I'd argue that they'd be more important for Gentoo if they were more
useful.  IMO the main limitation with them is the inability to
auto-download them from a repository, detecting the binpkg USE flags
BEFORE downloading.  This is why I suggested hashing the USE flags or
similar and sticking that in the filename.

Obviously you can't host a repository with all the USE combinations.
However, you could have a reference repo and the package manager could
check it before doing a build.  If you get a hit then you can install
the binpkg.  If you don't then you can do a source build.
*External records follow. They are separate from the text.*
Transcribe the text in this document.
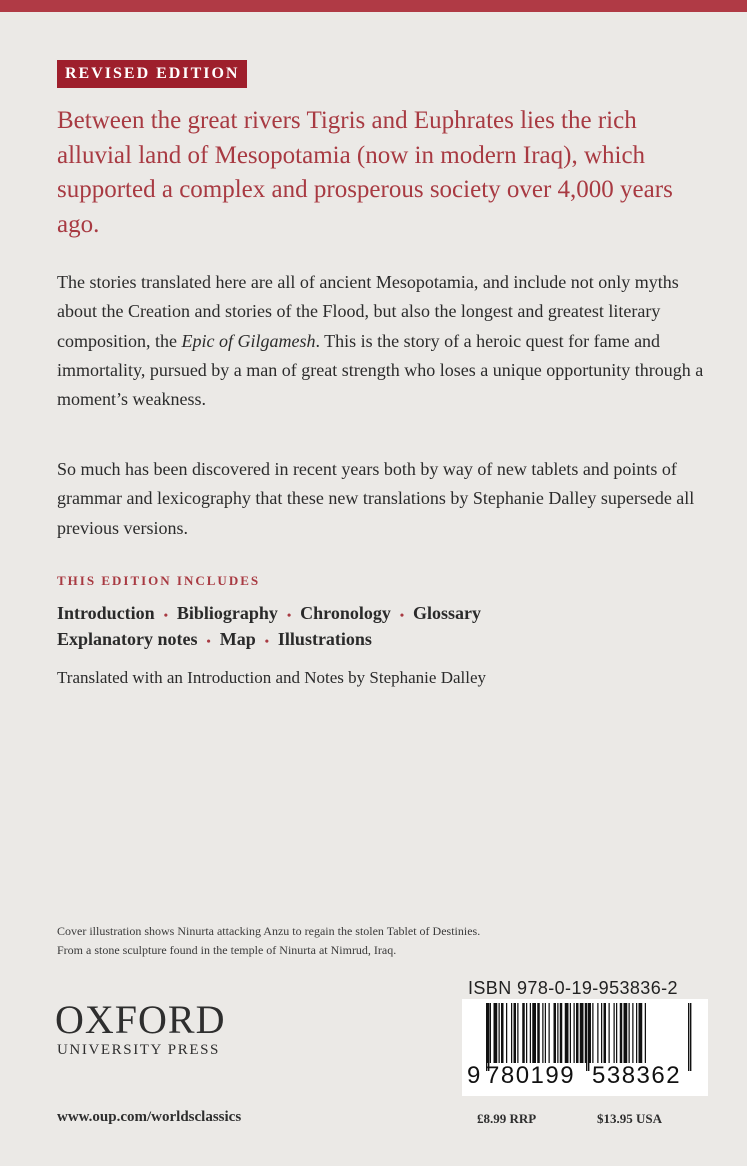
REVISED EDITION

Between the great rivers Tigris and Euphrates lies the rich alluvial land of Mesopotamia (now in modern Iraq), which supported a complex and prosperous society over 4,000 years ago.

The stories translated here are all of ancient Mesopotamia, and include not only myths about the Creation and stories of the Flood, but also the longest and greatest literary composition, the Epic of Gilgamesh. This is the story of a heroic quest for fame and immortality, pursued by a man of great strength who loses a unique opportunity through a moment’s weakness.

So much has been discovered in recent years both by way of new tablets and points of grammar and lexicography that these new translations by Stephanie Dalley supersede all previous versions.

THIS EDITION INCLUDES

Introduction • Bibliography • Chronology • Glossary

Explanatory notes • Map • Illustrations

Translated with an Introduction and Notes by Stephanie Dalley

Cover illustration shows Ninurta attacking Anzu to regain the stolen Tablet of Destinies.
From a stone sculpture found in the temple of Ninurta at Nimrud, Iraq.

ISBN 978-0-19-953836-2

9 780199 538362

OXFORD

UNIVERSITY PRESS

www.oup.com/worldsclassics	£8.99 RRP	$13.95 USA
Portage already checks the USE flags inside the binpkg before merging
it and by default doesn't use a non-matching binpkg.  The problem with
the current approach is:
1.  You have to download the package to check this (could be a big file).
2.  You can't host multiple versions of a binpkg with different USE
flags since the filenames collide.

I suggested a content hash because you can use it for an arbitrary
amount of metadata, vs having to cram arch/USE/multilib and I'm sure
something I'm missing into a filename.  Make the hash as short as is
economical - it isn't like we have THAT many permutations, the PM can
still check the internal metadata, and this isn't a security feature.